A three-man crew consisting of two NASA astronauts and a Russian cosmonaut are on their way to the International Space Station (ISS), Space.com reported.

A Russian Soyuz spacecraft launched from Baikonur Cosmodrome in Kazakhstan on Wednesday has taken Americans Drew Feustel and Ricky Arnold and Russian Oleg Artemyev to the station. The craft was carried skyward by a Soyuz rocket, which lifted off at 1:44 p.m. EDT (17:44 GMT).

Feustel, Arnold and Artemyev are scheduled to arrive at the orbiting lab Friday afternoon. When they get there, the trio will boost the station’s population to its full complement of six crew members. At the moment, the ISS is occupied by cosmonaut Anton Shkaplerov, commander of the current Expedition 55; NASA astronaut Scott Tingle; and Norishige Kanai of the Japan Aerospace Exploration Agency.

Feustel, Arnold and Artemyev are all veteran space fliers. Arnold flew on the STS-119 mission of the space shuttle Discovery in 2009, and Feustel has two shuttle jaunts under his belt, including STS-125, the final Hubble Space Telescope servicing mission. That flight lifted off in May 2009, aboard the orbiter Atlantis.

Artemyev has been to the ISS once before, spending 5.5 months aboard the orbiting lab in 2014 as a member of expeditions 39 and 40.

The space station’s program has been one of the rare examples of U.S.-Russia cooperation which appears mostly untouched by politics and the rivalry between the two countries in recent years.

However, this changed when the Russian Soyuz became the only astronaut ride available to and from the ISS since the space U.S. shuttle fleet was grounded in 2011.

In what some have seen as a gesture of frustration over the situation, U.S. President Donald Trump’s administration in January prepared to end U.S. support for the International Space Station by 2025, with an option to hand it over to a public company, according to The Verge.

Congressional officials have slammed the reports, saying that the move would harm U.S. public and private interests in space. However, this plan essentially follows what many expect for the future of the station: that commercial interests will eventually take over responsibility for the outpost as NASA refocuses on missions to the Moon and to Mars.

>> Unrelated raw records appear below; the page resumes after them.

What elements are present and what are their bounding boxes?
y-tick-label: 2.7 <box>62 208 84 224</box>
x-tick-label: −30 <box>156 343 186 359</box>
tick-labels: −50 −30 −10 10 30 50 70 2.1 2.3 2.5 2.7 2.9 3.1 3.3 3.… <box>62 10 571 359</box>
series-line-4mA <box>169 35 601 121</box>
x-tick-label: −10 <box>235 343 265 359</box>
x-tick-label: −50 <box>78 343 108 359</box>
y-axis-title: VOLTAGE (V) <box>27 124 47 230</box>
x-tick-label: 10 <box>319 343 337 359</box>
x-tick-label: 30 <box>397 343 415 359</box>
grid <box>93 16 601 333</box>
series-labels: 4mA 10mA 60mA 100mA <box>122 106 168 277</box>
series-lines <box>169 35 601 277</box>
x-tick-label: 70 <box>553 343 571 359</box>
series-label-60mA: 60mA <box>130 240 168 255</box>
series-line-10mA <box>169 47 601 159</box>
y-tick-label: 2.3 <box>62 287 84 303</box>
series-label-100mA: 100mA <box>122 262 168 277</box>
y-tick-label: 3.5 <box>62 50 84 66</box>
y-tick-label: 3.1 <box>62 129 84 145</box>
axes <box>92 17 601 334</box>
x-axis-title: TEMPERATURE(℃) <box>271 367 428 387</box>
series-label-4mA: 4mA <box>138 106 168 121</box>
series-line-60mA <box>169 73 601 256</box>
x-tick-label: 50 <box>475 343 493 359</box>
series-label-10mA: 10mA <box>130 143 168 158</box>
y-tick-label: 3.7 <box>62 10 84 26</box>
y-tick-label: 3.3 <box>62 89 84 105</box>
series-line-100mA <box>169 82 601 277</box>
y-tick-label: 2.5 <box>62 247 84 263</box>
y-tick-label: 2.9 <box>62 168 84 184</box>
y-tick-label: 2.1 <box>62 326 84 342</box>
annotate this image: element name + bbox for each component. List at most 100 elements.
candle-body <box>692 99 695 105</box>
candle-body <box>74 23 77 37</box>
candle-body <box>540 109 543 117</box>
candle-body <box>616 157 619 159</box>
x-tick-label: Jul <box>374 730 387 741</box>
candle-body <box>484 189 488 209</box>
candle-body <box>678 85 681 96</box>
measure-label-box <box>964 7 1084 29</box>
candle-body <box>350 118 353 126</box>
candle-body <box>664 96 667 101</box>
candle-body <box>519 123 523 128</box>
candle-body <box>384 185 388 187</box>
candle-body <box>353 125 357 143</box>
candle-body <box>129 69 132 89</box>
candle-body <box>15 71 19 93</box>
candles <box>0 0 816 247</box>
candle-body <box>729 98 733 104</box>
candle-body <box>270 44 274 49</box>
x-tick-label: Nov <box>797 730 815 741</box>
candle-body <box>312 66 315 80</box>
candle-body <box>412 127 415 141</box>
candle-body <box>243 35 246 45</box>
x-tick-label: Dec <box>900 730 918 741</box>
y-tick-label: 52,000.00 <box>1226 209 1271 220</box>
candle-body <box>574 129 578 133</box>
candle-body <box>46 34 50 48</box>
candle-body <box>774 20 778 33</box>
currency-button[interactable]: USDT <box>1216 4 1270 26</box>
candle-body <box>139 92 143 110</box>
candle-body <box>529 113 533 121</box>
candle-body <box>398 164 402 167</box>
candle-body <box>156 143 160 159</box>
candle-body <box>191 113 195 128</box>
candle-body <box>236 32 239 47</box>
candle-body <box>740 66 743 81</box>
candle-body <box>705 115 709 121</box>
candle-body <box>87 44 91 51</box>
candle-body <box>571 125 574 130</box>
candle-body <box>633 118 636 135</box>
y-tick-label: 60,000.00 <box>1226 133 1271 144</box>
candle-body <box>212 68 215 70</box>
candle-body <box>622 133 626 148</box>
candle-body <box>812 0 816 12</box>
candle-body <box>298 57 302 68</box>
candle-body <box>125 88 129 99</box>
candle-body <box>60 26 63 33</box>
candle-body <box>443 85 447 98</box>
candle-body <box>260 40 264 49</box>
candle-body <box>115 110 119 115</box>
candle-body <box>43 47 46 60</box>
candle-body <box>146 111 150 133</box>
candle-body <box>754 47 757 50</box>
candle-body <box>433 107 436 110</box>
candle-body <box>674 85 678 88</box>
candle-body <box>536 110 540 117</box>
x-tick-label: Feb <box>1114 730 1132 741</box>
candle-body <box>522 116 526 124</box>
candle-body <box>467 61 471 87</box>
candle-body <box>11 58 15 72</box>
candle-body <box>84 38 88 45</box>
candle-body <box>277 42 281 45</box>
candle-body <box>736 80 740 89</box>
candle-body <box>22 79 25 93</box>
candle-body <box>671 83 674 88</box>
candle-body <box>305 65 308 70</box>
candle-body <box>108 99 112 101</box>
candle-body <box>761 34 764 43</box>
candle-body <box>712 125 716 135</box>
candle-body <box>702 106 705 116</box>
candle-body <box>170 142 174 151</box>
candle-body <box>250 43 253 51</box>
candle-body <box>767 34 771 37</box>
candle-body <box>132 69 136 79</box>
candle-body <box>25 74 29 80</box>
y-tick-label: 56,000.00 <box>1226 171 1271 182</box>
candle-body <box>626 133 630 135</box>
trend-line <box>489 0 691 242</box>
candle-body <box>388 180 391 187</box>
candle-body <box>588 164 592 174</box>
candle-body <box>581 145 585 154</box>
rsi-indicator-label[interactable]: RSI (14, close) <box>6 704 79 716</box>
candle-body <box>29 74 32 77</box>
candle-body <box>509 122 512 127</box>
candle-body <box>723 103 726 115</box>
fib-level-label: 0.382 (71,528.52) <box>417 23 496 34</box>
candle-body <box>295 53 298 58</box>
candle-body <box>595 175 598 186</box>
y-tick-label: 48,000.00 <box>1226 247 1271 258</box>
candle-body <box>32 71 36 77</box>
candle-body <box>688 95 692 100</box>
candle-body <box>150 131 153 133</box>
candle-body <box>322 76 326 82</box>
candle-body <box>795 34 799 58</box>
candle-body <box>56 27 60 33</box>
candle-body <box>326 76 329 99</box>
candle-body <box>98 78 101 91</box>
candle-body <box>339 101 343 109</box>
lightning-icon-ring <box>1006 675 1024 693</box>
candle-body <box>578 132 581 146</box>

Congress has recently discussed the options for extending the ISS’s funding beyond 2024. The United States’ ability to send astronauts to Mars in the mid-2030s depends in part on cutting back or ending government funding for the International Space Station (ISS) after 2024, the head of a congressional subcommittee that oversees NASA said Wednesday.

“We ought to be aware that remaining on the ISS [after 2024] will come at a cost,” U.S. Representative Brian Babin, a Texas Republican who chairs the House Science and Technology’s Subcommittee on Space, said during a hearing.